……………………………………………………………………………………………………………………………………………………………………………..News and analysis for South Dakota’s political junkies

Jan 13

Your tax dollars at work?

Category: Wild Wacky & True

By Denise Ross

If you can believe Rapid City property developer Doug Hamilton -and that does seem to be a big “if” - our tax dollars helped fund his wild business “successes” in Rapid City’s property market and made him a wealthy man.

He tells the Rapid City Journal:

He said his federally-subsidized properties made him a wealthy man, bringing in a compounded rate of return of 242 percent a year.

“Do you want to work out those numbers?” he asked.

(Of course, the answer to that question should have been an unqualified, “Yes!” The article doesn’t indicate what followed.)

He also says he’s been wiped out personally (again, the credibility of this individual is shaky at best), and the Rapid City news of late has included reports of his loan defaults, bounced checks and his bad business debt that stretches into the 10s of millions. ($18M in foreclosures so far, and possibly up to $45M in total debt, he says.)

It all makes for great news stories and, thanks to Mr. Hamilton’s eccentric and erratic personality, some darned good soap opera.

But I’m more interested in his claim that he leveraged tax dollars intended to help house the poor into the mess he created - and stuck a series of local, small banks with. I have these questions and, unfortunately, no answers yet.

  • Exactly which subsidies did Mr. Hamilton avail himself of?  
  • What kind of oversight is done on such subsidies?
  • Did he violate any terms of the subsidies, either in financial or rental practices?
  • What recourse do taxpayers have now? Is there any hope of recovering the money?
  • Are there any criminal violations in what Hamilton has done?

The banks have the wherewithall and resources to go after Hamilton civilly, possibly criminally. Are taxpayers equally well positioned?

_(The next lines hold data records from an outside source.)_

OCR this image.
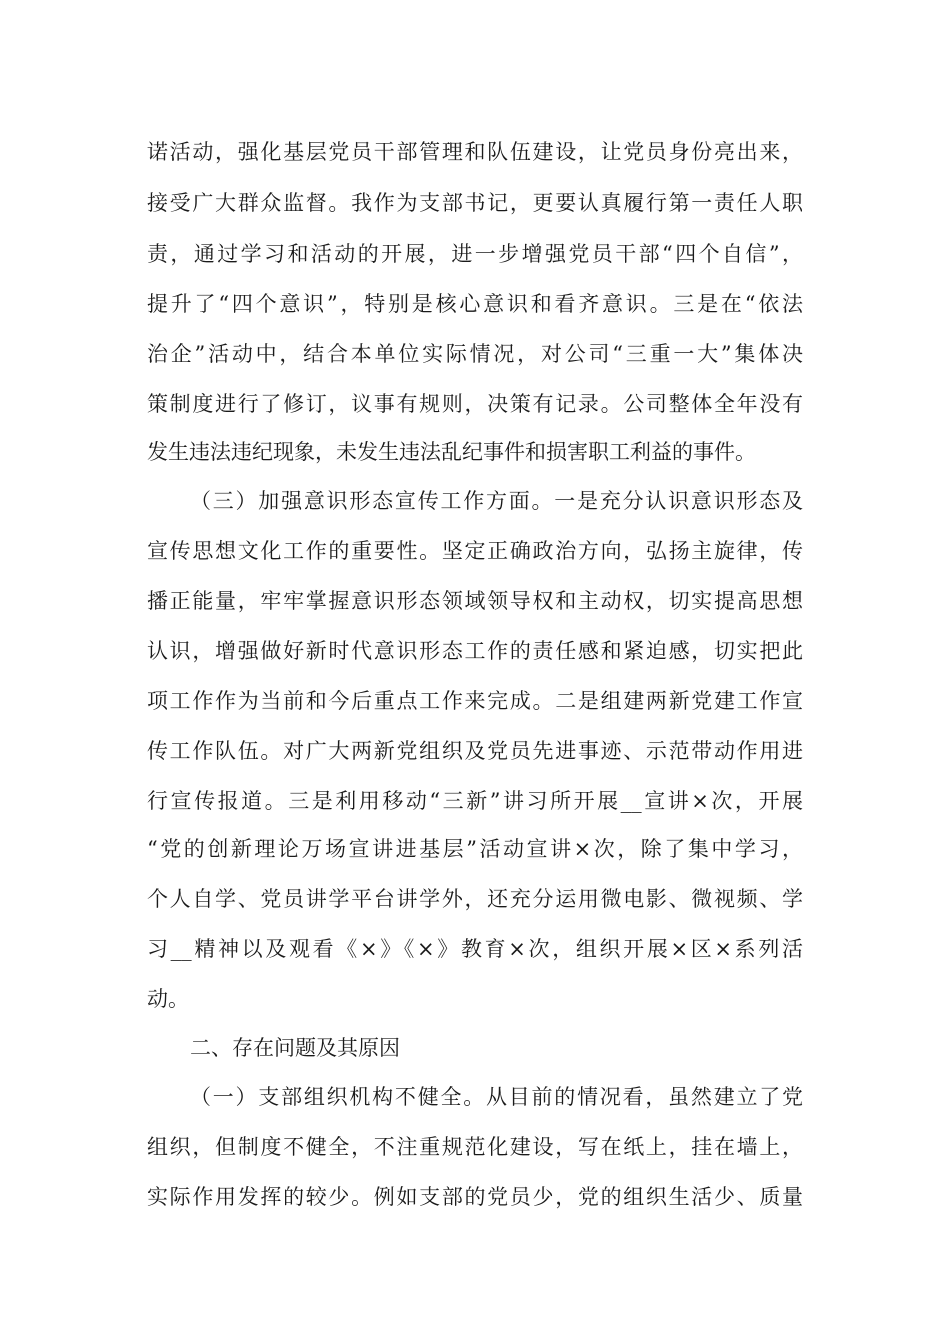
诺活动，强化基层党员干部管理和队伍建设，让党员身份亮出来，
接受广大群众监督。我作为支部书记，更要认真履行第一责任人职
责，通过学习和活动的开展，进一步增强党员干部“四个自信”，
提升了“四个意识”，特别是核心意识和看齐意识。三是在“依法
治企”活动中，结合本单位实际情况，对公司“三重一大”集体决
策制度进行了修订，议事有规则，决策有记录。公司整体全年没有
发生违法违纪现象，未发生违法乱纪事件和损害职工利益的事件。
（三）加强意识形态宣传工作方面。一是充分认识意识形态及
宣传思想文化工作的重要性。坚定正确政治方向，弘扬主旋律，传
播正能量，牢牢掌握意识形态领域领导权和主动权，切实提高思想
认识，增强做好新时代意识形态工作的责任感和紧迫感，切实把此
项工作作为当前和今后重点工作来完成。二是组建两新党建工作宣
传工作队伍。对广大两新党组织及党员先进事迹、示范带动作用进
行宣传报道。三是利用移动“三新”讲习所开展__宣讲×次，开展
“党的创新理论万场宣讲进基层”活动宣讲×次，除了集中学习，
个人自学、党员讲学平台讲学外，还充分运用微电影、微视频、学
习__精神以及观看《×》《×》教育×次，组织开展×区×系列活
动。
二、存在问题及其原因
（一）支部组织机构不健全。从目前的情况看，虽然建立了党
组织，但制度不健全，不注重规范化建设，写在纸上，挂在墙上，
实际作用发挥的较少。例如支部的党员少，党的组织生活少、质量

Finally, Hamilton seems to love to talk about his mammoth successes. This must help his ego look itself in the mirror, but he can’t have it both ways - and the public ought not be buffaloed by his braggadocio. Either he’s been legitimately successful and built up wealth, or it’s all been a house of cards and his extravagant lifestyle was nothing more than a leveraged, play-acting fantasy that he could never really pay for.  

All signs point to the latter, and to at least some extent the rest of us paid for at least part of it.

2 Comments so far

  1. Wally January 13th, 2009 8:04 pm

    Hamilton is being less than truthful in his statements about return on subsidized projects. I think anything he says about his financial acumen is suspect. I he is such a whiz why is he unable to meet even his most basic obligations? He is pathetic.

    Right you are, Wally. When the payments came due, Hamilton turned out his empty pockets. He was, however, smart enough to live high on the hog on other people’s money for years. Will there be a penalty for that? -Denise

  2. lrads1 January 14th, 2009 10:16 pm

    No, there won’t be a penalty anywhere near equal to the crime. That’s one of the things wrong with the Bush team’s philosophy of letting private industry take over government roles with healthy dollops of government subsidies (think CROP INSURANCE). You can’t write rules tight enough to catch the crooks without crippling the program, so the players are enriched at a rate completely inequitable to the service they are providing.